The agency reported that last year, grassland went for around €5,500/ac and tillage ground made €12,880/ac.
Luxembourg was the country with higher priced tillage lands while both Luxembourg and Slovenia were the only ones to exceed Irish prices for grassland.
However, no up-to-date data from the Netherlands – where prices surpassed the €28,000/ac mark in 2020 - was included in this year’s figures.
The highest prices paid for permanent grassland in Ireland were paid in the south at an average of €7,200/ac paid in 2021, Eurostat’s figures show.
Permanent grassland made €6,090/ac in the east and midlands, as grass parcels in the north and west averaged out at €3,950/ac.
An acre of permanent grassland could be bought for an average of €570 in Bulgaria, the cheapest EU country for buying land in 2021.
Arable land was dearer to buy than grassland in 2021 in the majority of EU countries.
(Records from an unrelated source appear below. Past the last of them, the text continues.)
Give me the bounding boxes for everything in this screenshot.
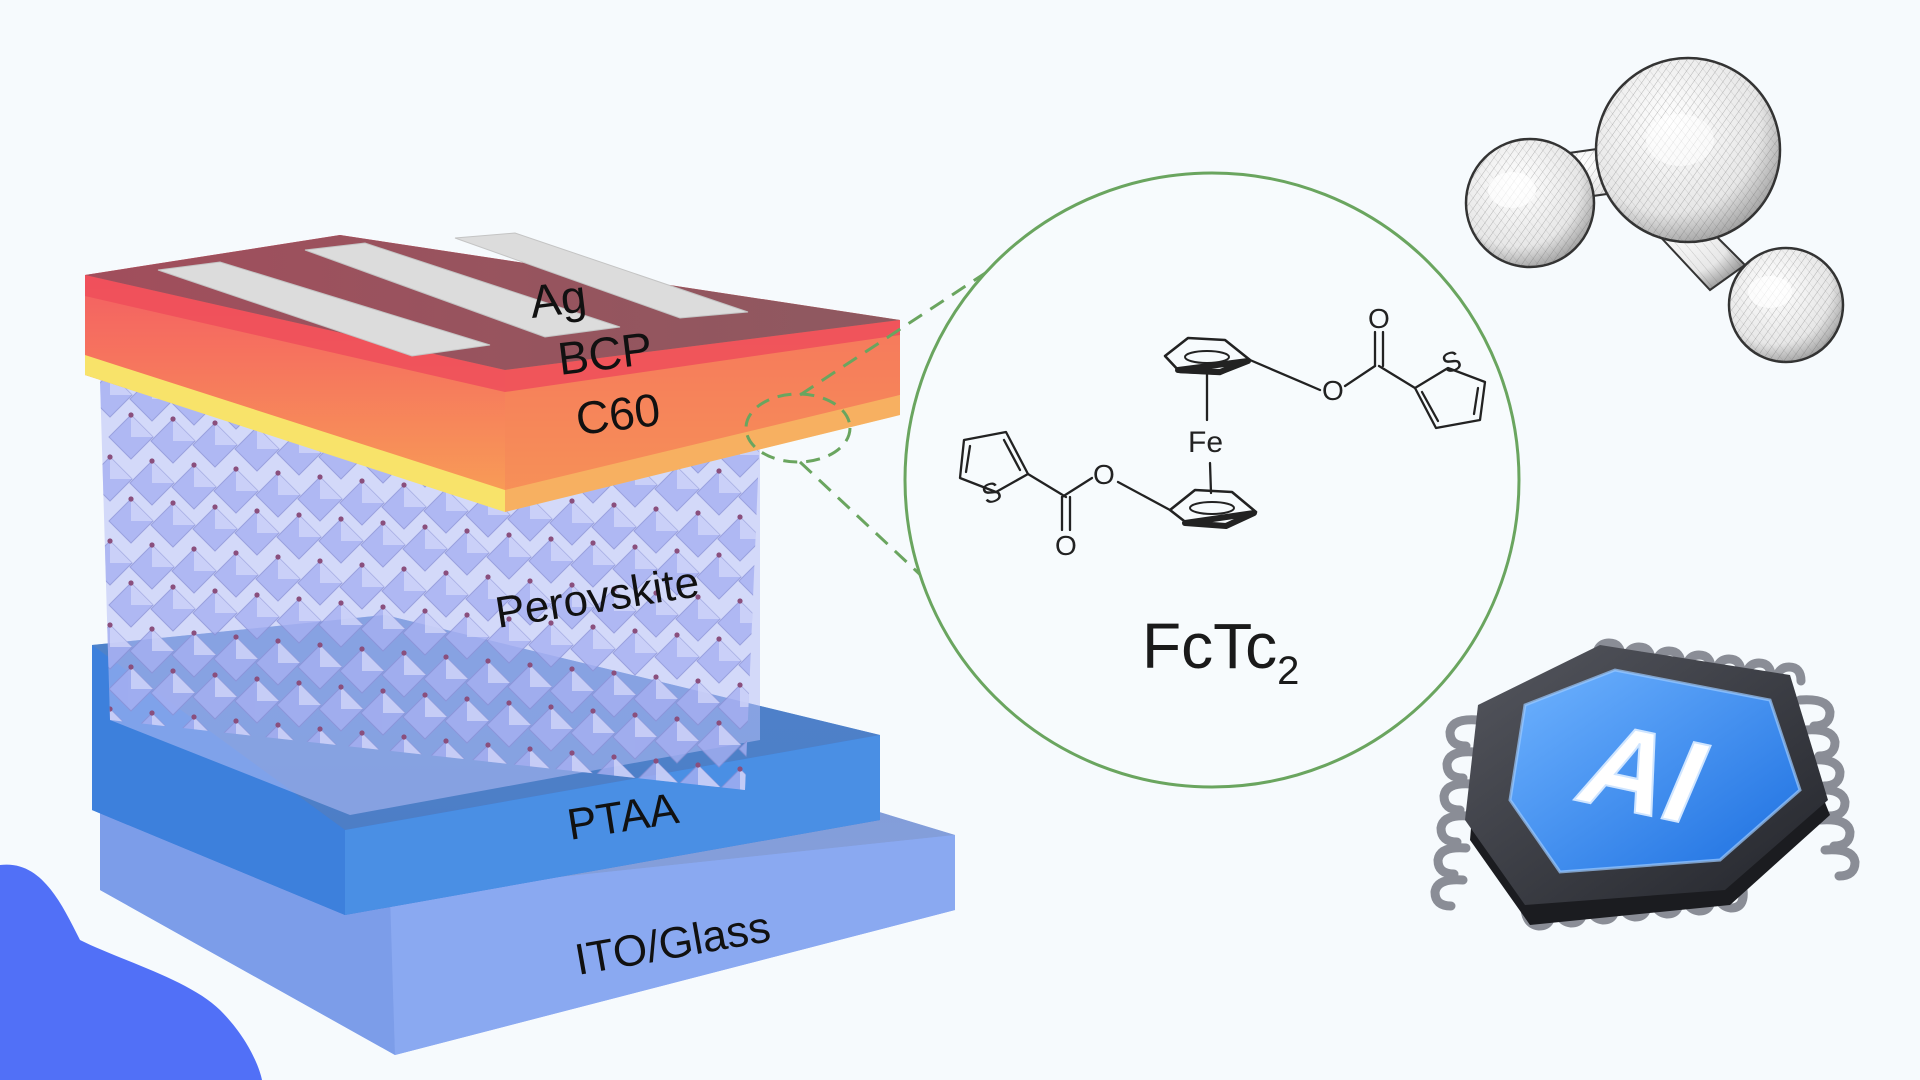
atom-o-lower-ester: O	[1093, 459, 1115, 490]
layer-top-slab	[85, 232, 900, 512]
label-bcp: BCP	[555, 322, 655, 385]
atom-o-upper-ester: O	[1322, 375, 1344, 406]
layer-bcp	[85, 275, 900, 392]
label-ag: Ag	[527, 269, 589, 327]
molecule-name: FcTc2	[1142, 610, 1299, 693]
molecule-name-main: FcTc	[1142, 610, 1277, 682]
molecule-name-subscript: 2	[1277, 649, 1299, 693]
label-c60: C60	[573, 383, 663, 445]
device-stack: Ag BCP C60 Perovskite PTAA ITO/Glass	[85, 232, 955, 1055]
atom-o-lower-carbonyl: O	[1055, 530, 1077, 561]
accent-blob	[0, 864, 262, 1080]
zoom-callout	[744, 171, 1521, 789]
zoom-line-top	[799, 268, 991, 397]
atom-fe: Fe	[1188, 426, 1223, 459]
atom-o-upper-carbonyl: O	[1368, 303, 1390, 334]
zoom-circle	[903, 171, 1521, 789]
ag-electrodes	[157, 232, 749, 357]
zoom-source-ellipse	[744, 392, 852, 464]
molecule-sketch-icon	[1464, 56, 1845, 364]
ai-chip-icon: AI	[1430, 638, 1860, 931]
fctc2-structure	[958, 330, 1487, 532]
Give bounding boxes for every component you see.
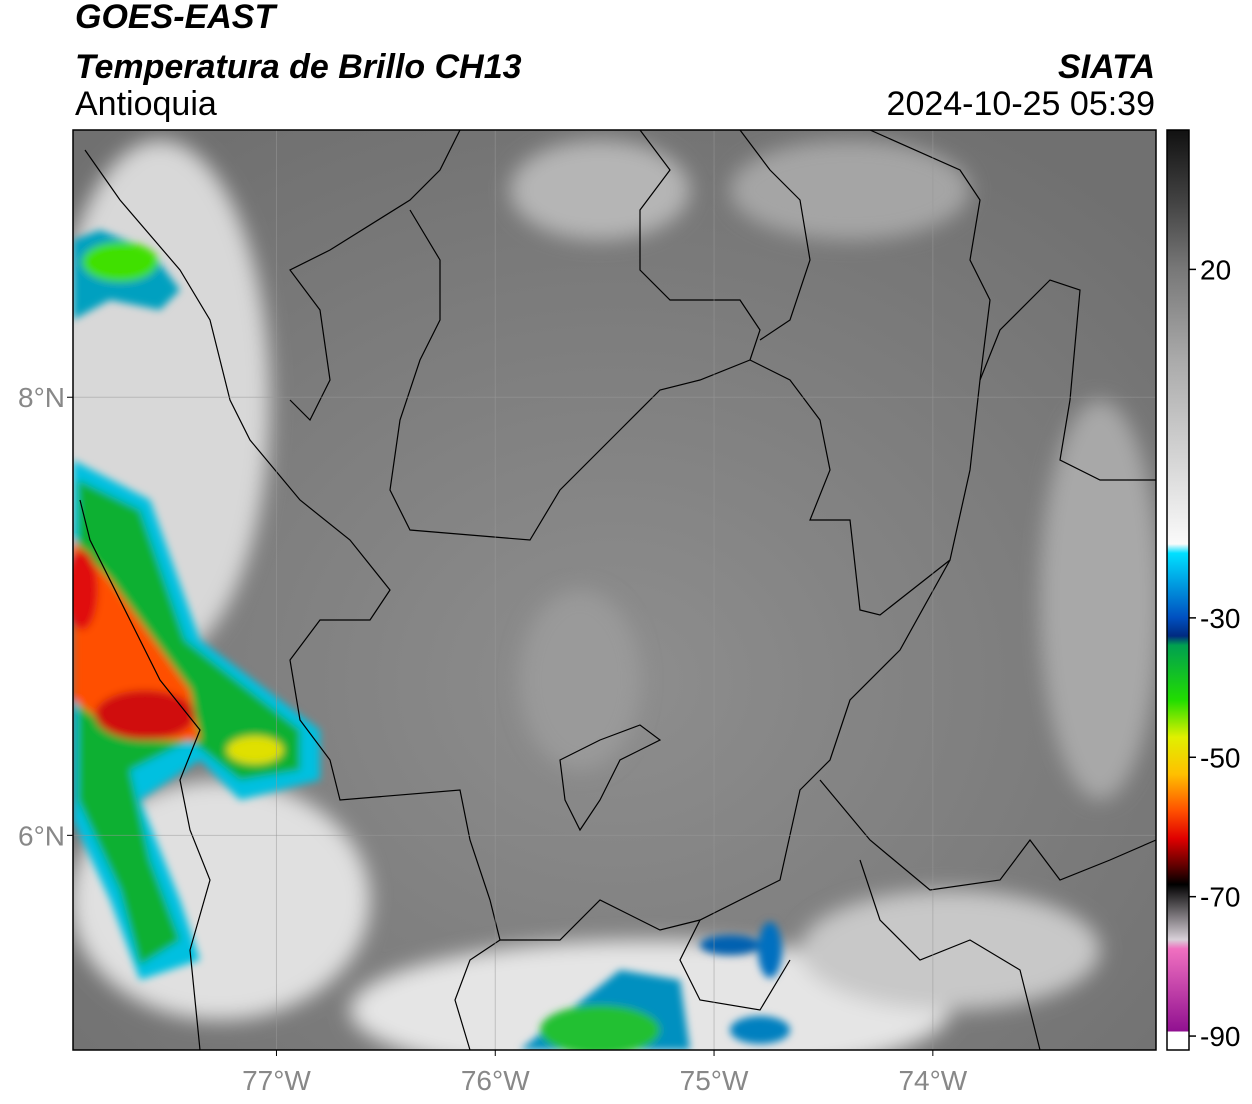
x-tick-label: 75°W (680, 1065, 749, 1096)
colorbar-tick-label: -70 (1200, 882, 1240, 913)
x-tick-label: 76°W (461, 1065, 530, 1096)
region: Antioquia (75, 85, 217, 123)
source: SIATA (1058, 48, 1155, 86)
y-tick-label: 6°N (18, 820, 65, 851)
y-tick-label: 8°N (18, 382, 65, 413)
colorbar-tick-label: -90 (1200, 1021, 1240, 1052)
colorbar-tick-label: 20 (1200, 254, 1231, 285)
map-frame (72, 129, 1157, 1051)
borders (79, 130, 1156, 1050)
colorbar (1166, 129, 1190, 1051)
satellite-image (73, 130, 1156, 1050)
datetime: 2024-10-25 05:39 (887, 85, 1155, 123)
title: GOES-EAST (75, 0, 278, 36)
subtitle: Temperatura de Brillo CH13 (75, 48, 522, 86)
colorbar-tick-label: -50 (1200, 742, 1240, 773)
x-tick-label: 77°W (242, 1065, 311, 1096)
x-tick-label: 74°W (898, 1065, 967, 1096)
colorbar-tick-label: -30 (1200, 603, 1240, 634)
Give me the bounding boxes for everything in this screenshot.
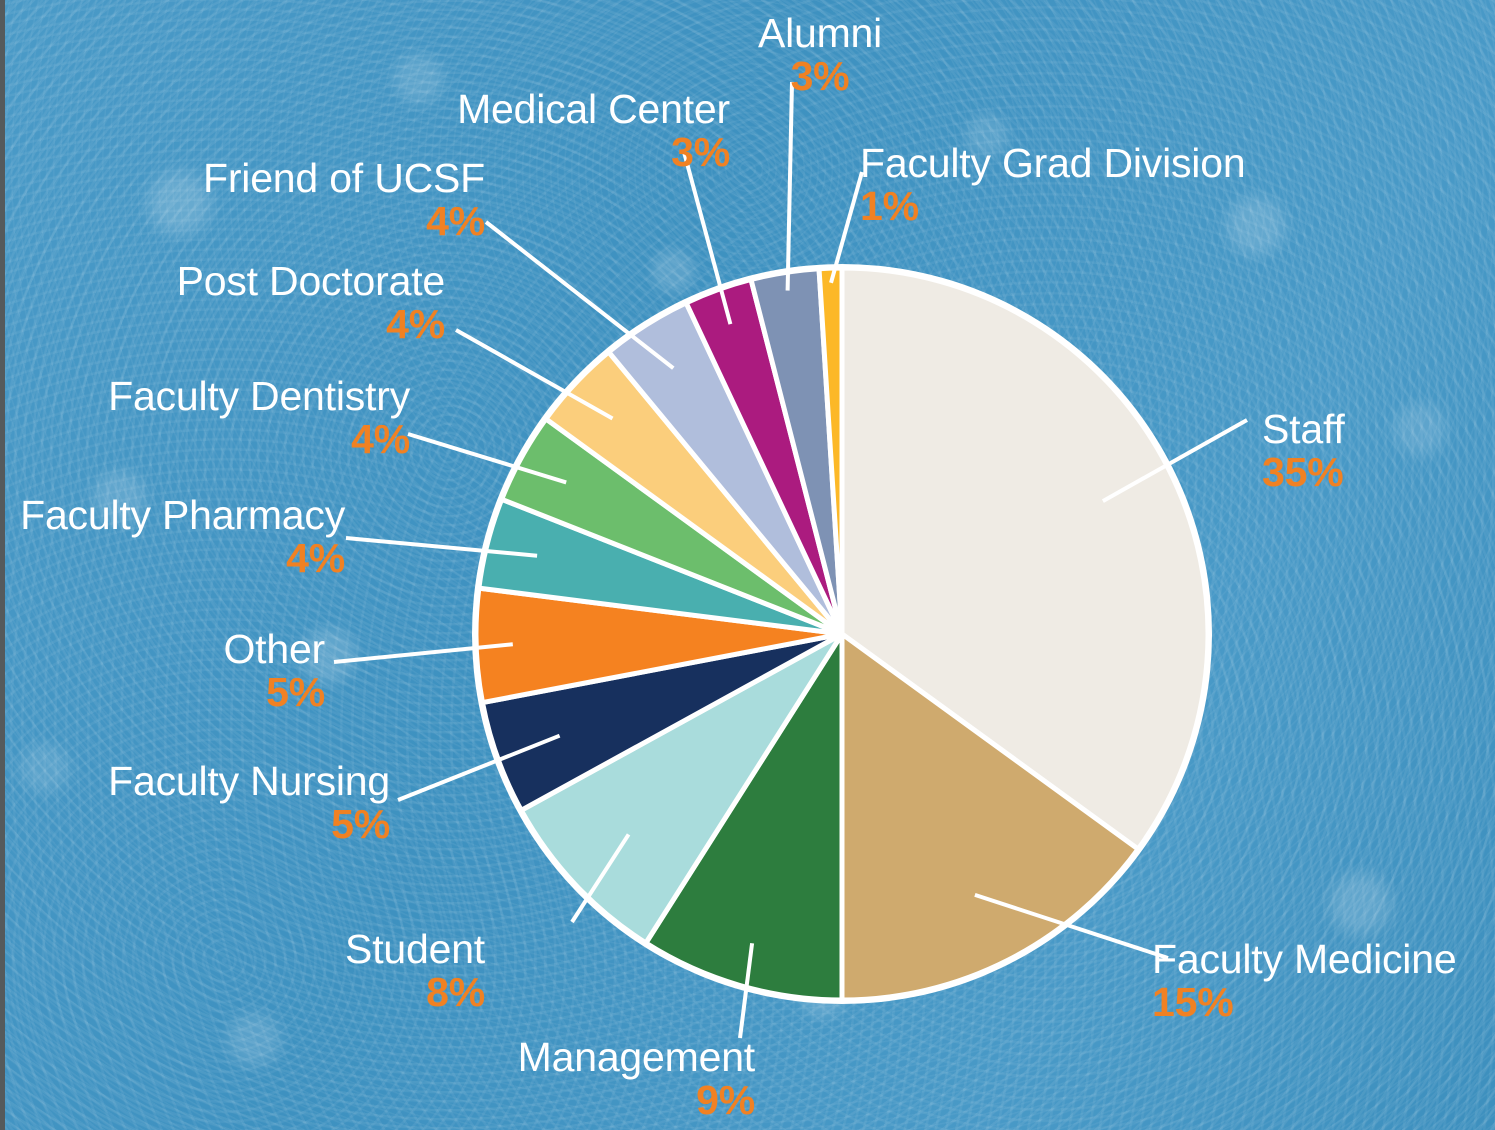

Luxembourg’s tillage average was only country-wide value to exceed Ireland’s in Eurostat’s data but again, no Dutch figures were included in the reporting on last year.
Arable land in the south of Ireland made around €13,150/ac, falling slightly to €12,720/ac in the eastern and midland region. No tillage prices were reported for the north-west.
Tillage ground were reported to have made an average of €12,880/ac here in Ireland, only being bet by some regions of Italy, Spain and Luxembourg.
Again no data was included for the Netherlands, where tillage land topped the tables in 2020 at an average of €23,600/ac back in 2020.
Parcels under tillage on the Canary Islands in Spain set buyers back an average of €48,000/ac, although far lower prices in other regions of Spain brought the national arable average back to €5,180/ac there.